Cession de créance ou délégation, cession de créance Dailly

Quelques points de la définition

Généralités

Cession et délégation de droit commun

Cessions Dailly

Cession et délégation de créance et procédures collectives

Cession de créance : a priori droit aux créances futures nonobstant le jugement d'ouverture de la procédure collective du cédant .. mais c'est parfois discutablet

Délégation

Cession et délégation de créance et nullités de la période suspecte

Généralités

La cession de créance recoupe deux processus très différents: la cession de créance "de droit commun" organisée par le code civil, et la cession de créance professionnelle dite Dailly, simplifiée par rapport à la précédente et qui est devenue un mode de financement des entreprises.

Cession de créance et délégation de droit commun

La cession de créance est un mode de transmission de la créance d’un créancier à un autre : le créancier originel, cédant, cède la créance dont il est titulaire contre son débiteur à un tiers (généralement son propre créancier), entre les mains duquel le débiteur devra se libérer.

A priori toutes les créances sont cessibles, y compris les salaires (dans la limite de la part saisissable) , les aides au logement ...

Le mécanisme est régi par les articles 1321 et suivants du code civil (la cession de créance):

"La cession de créance est un contrat par lequel le créancier cédant transmet, à titre onéreux ou gratuit, tout ou partie de sa créance contre le débiteur cédé à un tiers appelé le cessionnaire.

Elle peut porter sur une ou plusieurs créances présentes ou futures, déterminées ou déterminables.

Elle s'étend aux accessoires de la créance.

Le consentement du débiteur n'est pas requis, à moins que la créance ait été stipulée incessible."

La délégation de créance tend à ce qu’un débiteur, le déléguant, délègue à son créancier, le délégataire, le droit de percevoir une somme qui lui est due par son propre débiteur, le délégué, qui s’y oblige.

Le mécanisme est régi par les articles 1336 et suivants du code civil (la délégation)

Les deux procédés tendent au même objectif : le bénéficiaire de l’acte, qu’il soit dénommé délégataire ou cessionnaire, reçoit les prérogatives de créancier du débiteur original de son contractant, dénommé débiteur délégué ou débiteur cédé.

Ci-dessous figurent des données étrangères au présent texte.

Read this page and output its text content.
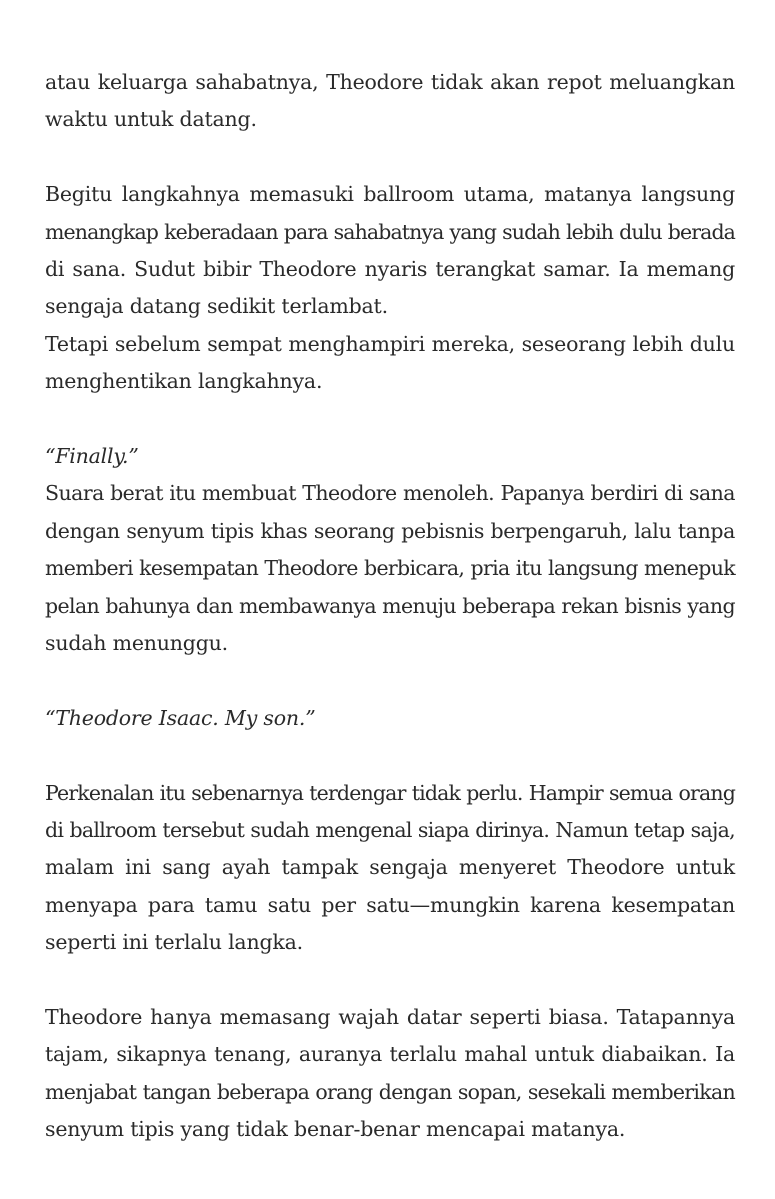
atau keluarga sahabatnya, Theodore tidak akan repot meluangkan
waktu untuk datang.

Begitu langkahnya memasuki ballroom utama, matanya langsung
menangkap keberadaan para sahabatnya yang sudah lebih dulu berada
di sana. Sudut bibir Theodore nyaris terangkat samar. Ia memang
sengaja datang sedikit terlambat.

Tetapi sebelum sempat menghampiri mereka, seseorang lebih dulu
menghentikan langkahnya.

“Finally.”

Suara berat itu membuat Theodore menoleh. Papanya berdiri di sana
dengan senyum tipis khas seorang pebisnis berpengaruh, lalu tanpa
memberi kesempatan Theodore berbicara, pria itu langsung menepuk
pelan bahunya dan membawanya menuju beberapa rekan bisnis yang
sudah menunggu.

“Theodore Isaac. My son.”

Perkenalan itu sebenarnya terdengar tidak perlu. Hampir semua orang
di ballroom tersebut sudah mengenal siapa dirinya. Namun tetap saja,
malam ini sang ayah tampak sengaja menyeret Theodore untuk
menyapa para tamu satu per satu—mungkin karena kesempatan
seperti ini terlalu langka.

Theodore hanya memasang wajah datar seperti biasa. Tatapannya
tajam, sikapnya tenang, auranya terlalu mahal untuk diabaikan. Ia
menjabat tangan beberapa orang dengan sopan, sesekali memberikan
senyum tipis yang tidak benar-benar mencapai matanya.
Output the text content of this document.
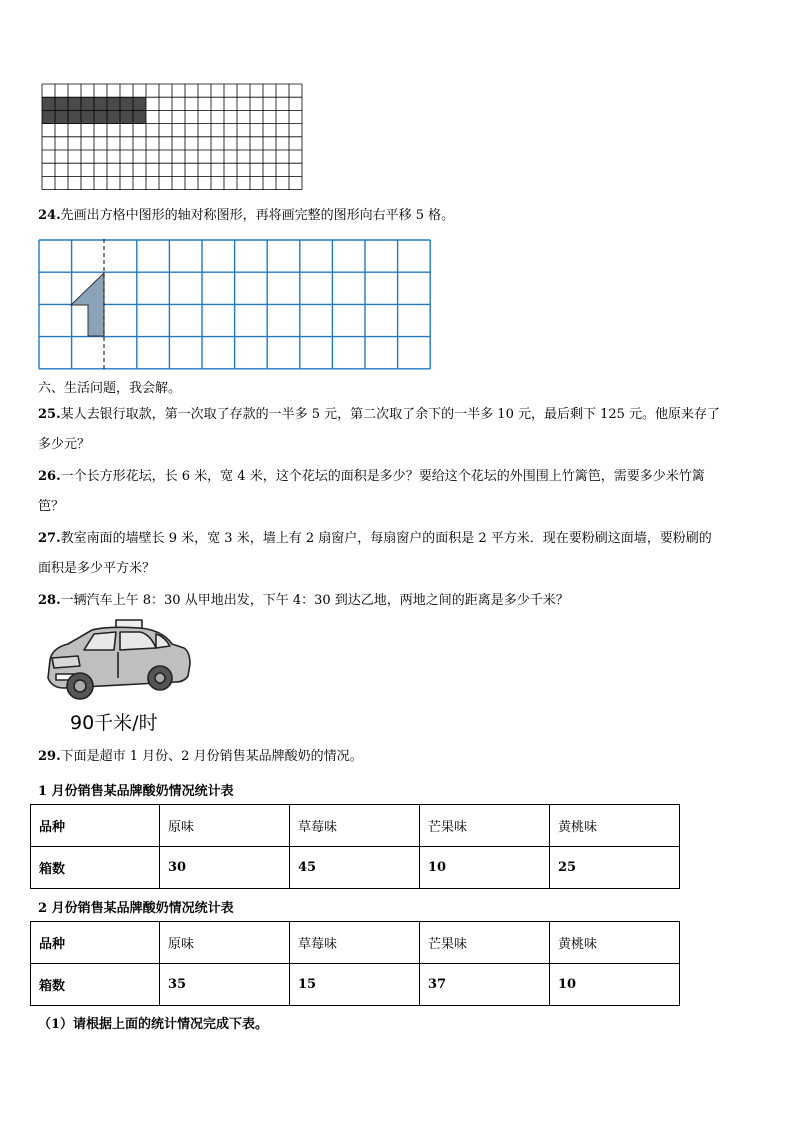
24.先画出方格中图形的轴对称图形，再将画完整的图形向右平移 5 格。
六、生活问题，我会解。
25.某人去银行取款，第一次取了存款的一半多 5 元，第二次取了余下的一半多 10 元，最后剩下 125 元。他原来存了
多少元？
26.一个长方形花坛，长 6 米，宽 4 米，这个花坛的面积是多少？要给这个花坛的外围围上竹篱笆，需要多少米竹篱
笆？
27.教室南面的墙壁长 9 米，宽 3 米，墙上有 2 扇窗户，每扇窗户的面积是 2 平方米．现在要粉刷这面墙，要粉刷的
面积是多少平方米？
28.一辆汽车上午 8：30 从甲地出发，下午 4：30 到达乙地，两地之间的距离是多少千米？
90千米/时
29.下面是超市 1 月份、2 月份销售某品牌酸奶的情况。
1 月份销售某品牌酸奶情况统计表
品种	原味	草莓味	芒果味	黄桃味
箱数	30	45	10	25
2 月份销售某品牌酸奶情况统计表
品种	原味	草莓味	芒果味	黄桃味
箱数	35	15	37	10
（1）请根据上面的统计情况完成下表。
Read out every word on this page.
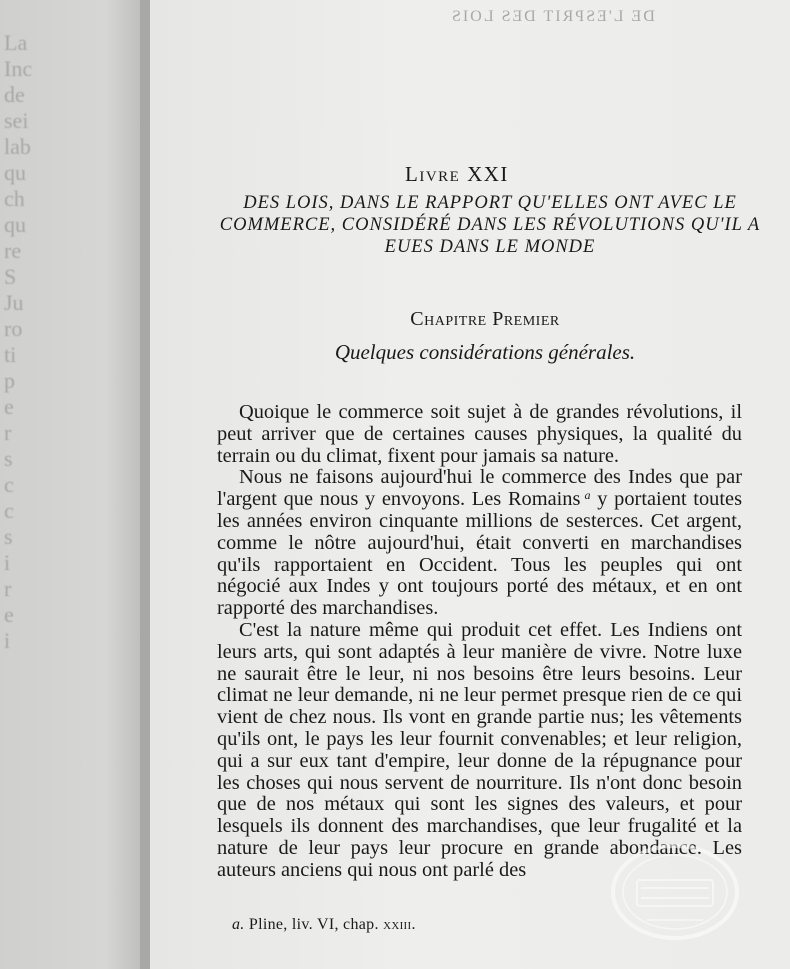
La
Inc
de
sei
lab
qu
ch
qu
re
S
Ju
ro
ti
p
e
r
s
c
c
s
i
r
e
i
DE L'ESPRIT DES LOIS

Livre XXI
DES LOIS, DANS LE RAPPORT QU'ELLES ONT AVEC LE COMMERCE, CONSIDÉRÉ DANS LES RÉVOLUTIONS QU'IL A EUES DANS LE MONDE
Chapitre Premier
Quelques considérations générales.

Quoique le commerce soit sujet à de grandes révolutions, il peut arriver que de certaines causes physiques, la qualité du terrain ou du climat, fixent pour jamais sa nature.

Nous ne faisons aujourd'hui le commerce des Indes que par l'argent que nous y envoyons. Les Romains  $^a$ y portaient toutes les années environ cinquante millions de sesterces. Cet argent, comme le nôtre aujourd'hui, était converti en marchandises qu'ils rapportaient en Occident. Tous les peuples qui ont négocié aux Indes y ont toujours porté des métaux, et en ont rapporté des marchandises.

C'est la nature même qui produit cet effet. Les Indiens ont leurs arts, qui sont adaptés à leur manière de vivre. Notre luxe ne saurait être le leur, ni nos besoins être leurs besoins. Leur climat ne leur demande, ni ne leur permet presque rien de ce qui vient de chez nous. Ils vont en grande partie nus; les vêtements qu'ils ont, le pays les leur fournit convenables; et leur religion, qui a sur eux tant d'empire, leur donne de la répugnance pour les choses qui nous servent de nourriture. Ils n'ont donc besoin que de nos métaux qui sont les signes des valeurs, et pour lesquels ils donnent des marchandises, que leur frugalité et la nature de leur pays leur procure en grande abondance. Les auteurs anciens qui nous ont parlé des

a. Pline, liv. VI, chap. xxiii.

Cependant des différences majeures existent :

- l’essentielle est que la délégation nécessite le consentement du débiteur délégué, alors que la cession de créance ne nécessite pas l’accord du débiteur cédé (mais si le débiteur paye dans l’ignorance de la cession il sera valablement libéré.)

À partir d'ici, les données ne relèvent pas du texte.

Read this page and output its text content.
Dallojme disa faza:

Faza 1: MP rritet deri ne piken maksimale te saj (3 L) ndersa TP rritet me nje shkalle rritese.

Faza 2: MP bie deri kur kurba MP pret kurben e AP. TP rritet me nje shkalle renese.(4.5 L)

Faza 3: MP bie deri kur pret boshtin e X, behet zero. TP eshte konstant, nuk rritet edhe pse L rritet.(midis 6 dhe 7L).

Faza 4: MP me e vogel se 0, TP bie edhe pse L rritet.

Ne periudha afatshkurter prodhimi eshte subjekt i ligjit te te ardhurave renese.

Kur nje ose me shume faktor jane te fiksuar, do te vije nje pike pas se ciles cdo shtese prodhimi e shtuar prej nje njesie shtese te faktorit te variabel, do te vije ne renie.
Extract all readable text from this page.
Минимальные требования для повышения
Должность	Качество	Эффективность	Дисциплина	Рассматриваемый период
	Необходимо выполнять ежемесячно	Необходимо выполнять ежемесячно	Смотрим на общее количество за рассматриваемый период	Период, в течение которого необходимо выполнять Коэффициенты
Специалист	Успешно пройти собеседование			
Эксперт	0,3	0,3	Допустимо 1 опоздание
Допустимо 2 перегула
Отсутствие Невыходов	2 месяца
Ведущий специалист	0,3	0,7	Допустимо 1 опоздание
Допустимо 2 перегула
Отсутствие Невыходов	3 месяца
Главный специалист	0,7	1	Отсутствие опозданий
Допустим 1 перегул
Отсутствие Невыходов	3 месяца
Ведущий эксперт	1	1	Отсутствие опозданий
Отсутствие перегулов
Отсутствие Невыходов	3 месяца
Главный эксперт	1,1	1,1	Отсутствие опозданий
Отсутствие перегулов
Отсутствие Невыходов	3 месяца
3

La cession de créance peut donc être soit notifiée au débiteur soit acceptée par lui (article 1324 du code civil) postérieurement à l’acte.

- La délégation n’emporte pas systématiquement novation (c’est-à-dire changement de débiteur) et le délégataire peut donc avoir deux débiteurs.

Cession de créance dans le cadre d'une cession Dailly

Le code monétaire et financier organise les cessions dites Dailly ce qui recoupe les cessions de créance et les cessions de créance à titre de garantie (également dénommées nantissement de créance), et constitue un mode de paiement communément admis au sens des nullités de la période suspecte, ce qui est une différence majeure entre les deux processus..

Voir le mot Dailly

Cession et délégation de créance et procédure collective

Cession de créance: a priori droit au créances futures nonobstant le jugement d'ouverture du cédant

La cession de créance antérieure au jugement d'ouverture de la procédure collective du cédant avait dans un premier temps été admise par la jurisprudence pour les créances nées au jour de la cession, refusant de maintenir l'efficacité de la cession (pourtant possible) pour les créances en germe (ou en tout état pour les créances futures, ce qui est peut-être différent).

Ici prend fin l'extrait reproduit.